OK, I just *may* have partaken of a little of the Devil's Cabbage this evening so forgive me, but still...

TIL that every time you shuffle[1] a deck of regular playing cards, it is very likely that no other deck of cards in the history of the world has ever been in that exact arrangement before[2].

1. Shuffle them well. And again. Etc.
2. Edit! Apparently of the order of 10^^68 possible arrangements. Again, I may be wrong!

Math-heads and statisticians will now either tell me to smoke less, or that I'm quite right. Either would be an acceptable outcome!

@bytebro
52! (i.e., 52 factorial, which is 52 x 51 x 50 ... x 1), equals 8.06581752 x 10^67 or 8 times (10 raised to the 67th power). I hadn't thought about it before, but it's quite possibly true.

@fifonetworks

I am unreasonably pleased that my trivial and somewhat hazed research got within an order of magnitude!

@bytebro
To amplify a little more on the subject... the real-world odds don’t necessarily match the solid math.

EXAMPLE 1: Consider the myth of it taking 100 years to crack a password of a certain length by brute force methods. If someone chooses a password like aaaaaaaaaaaaaaaaaab, and the brute force tool starts with “a” and works up in alphabetical order, the password will be cracked quicker than zzzzzzzzzzzzzzzzzzy. And if the brute force tool is itself random, any password of any length may be cracked in the first ten attempts. In other words, cracking every password in a series won’t take the same length of time as the longest cracking time. In fact, only one password takes the longest cracking time.

EXAMPLE 2: You may be familiar with the Birthday Paradox. If there are 23 people in a room, there’s a 50 percent chance that two of them have the same birthday (month/day, not year/month/day). When there are 60 people in the same room, the odds of a duplicate birthday are over 99 percent.

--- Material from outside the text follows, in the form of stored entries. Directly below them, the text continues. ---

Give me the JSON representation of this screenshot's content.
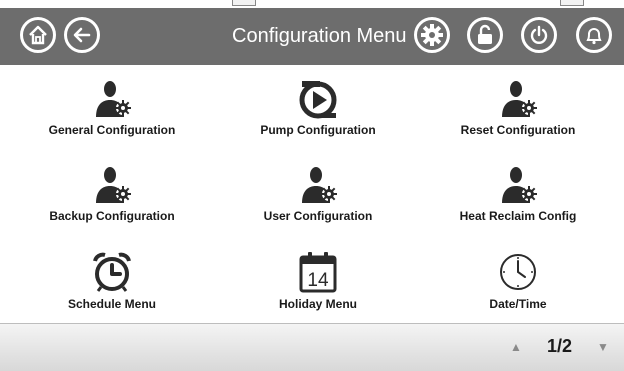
{
  "header": {
    "title": "Configuration Menu",
    "background_color": "#6d6d6d",
    "icons": [
      "home-icon",
      "back-icon",
      "gear-icon",
      "unlock-icon",
      "power-icon",
      "bell-icon"
    ]
  },
  "tiles": [
    {
      "label": "General Configuration",
      "icon": "user-gear-icon"
    },
    {
      "label": "Pump Configuration",
      "icon": "pump-icon"
    },
    {
      "label": "Reset Configuration",
      "icon": "user-gear-icon"
    },
    {
      "label": "Backup Configuration",
      "icon": "user-gear-icon"
    },
    {
      "label": "User Configuration",
      "icon": "user-gear-icon"
    },
    {
      "label": "Heat Reclaim Config",
      "icon": "user-gear-icon"
    },
    {
      "label": "Schedule Menu",
      "icon": "alarm-clock-icon"
    },
    {
      "label": "Holiday Menu",
      "icon": "calendar-icon",
      "calendar_day": "14"
    },
    {
      "label": "Date/Time",
      "icon": "clock-icon"
    }
  ],
  "footer": {
    "page_label": "1/2",
    "up_icon": "▲",
    "down_icon": "▼"
  }
}
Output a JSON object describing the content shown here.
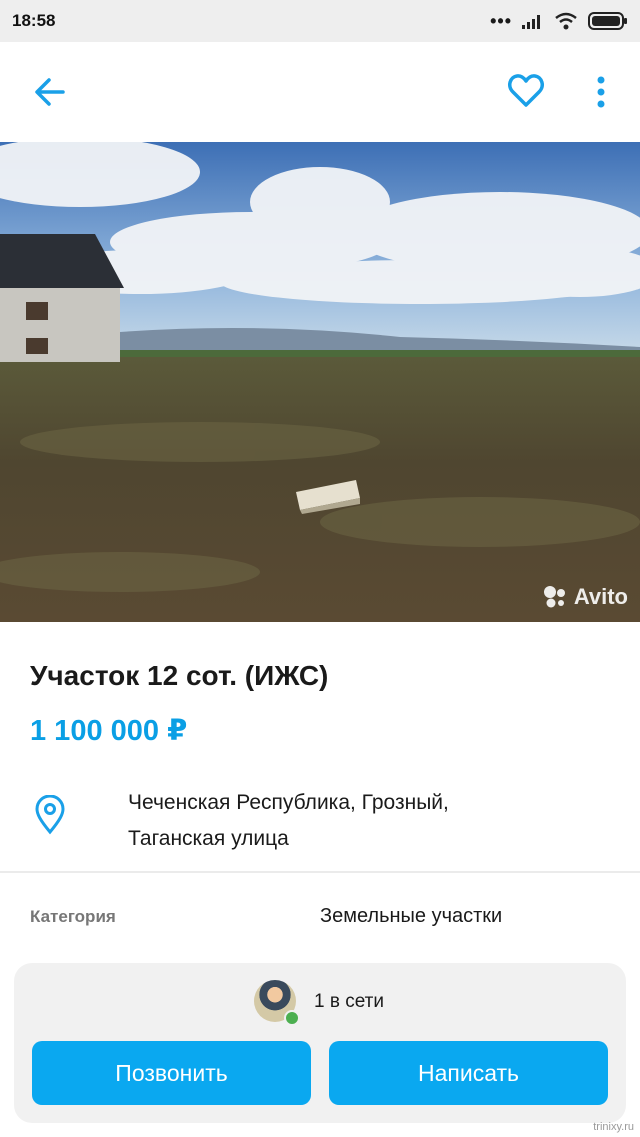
{
  "status_bar": {
    "time": "18:58"
  },
  "listing": {
    "title": "Участок 12 сот. (ИЖС)",
    "price": "1 100 000 ₽",
    "address_line1": "Чеченская Республика, Грозный,",
    "address_line2": "Таганская улица",
    "photo_watermark": "Avito"
  },
  "details": {
    "category_label": "Категория",
    "category_value": "Земельные участки"
  },
  "seller": {
    "online_status": "1 в сети"
  },
  "actions": {
    "call_label": "Позвонить",
    "write_label": "Написать"
  },
  "site_watermark": "trinixy.ru",
  "colors": {
    "accent": "#0aa8f0",
    "price": "#0a9fe5",
    "icon_blue": "#1aa0e8"
  }
}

So, while there are lots of combinations for the cards in the deck, we’ll never be sure if a duplicate happens or not. There’s no law in physics (or mathematics) that says all combinations of cards must occur before any combination can occur again.

@fifonetworks
<making notes to myself to ask silly questions when slightly stoned more often>

What a splendid evening. Thank you, and I now need to sleep and then re-read some of my old text books!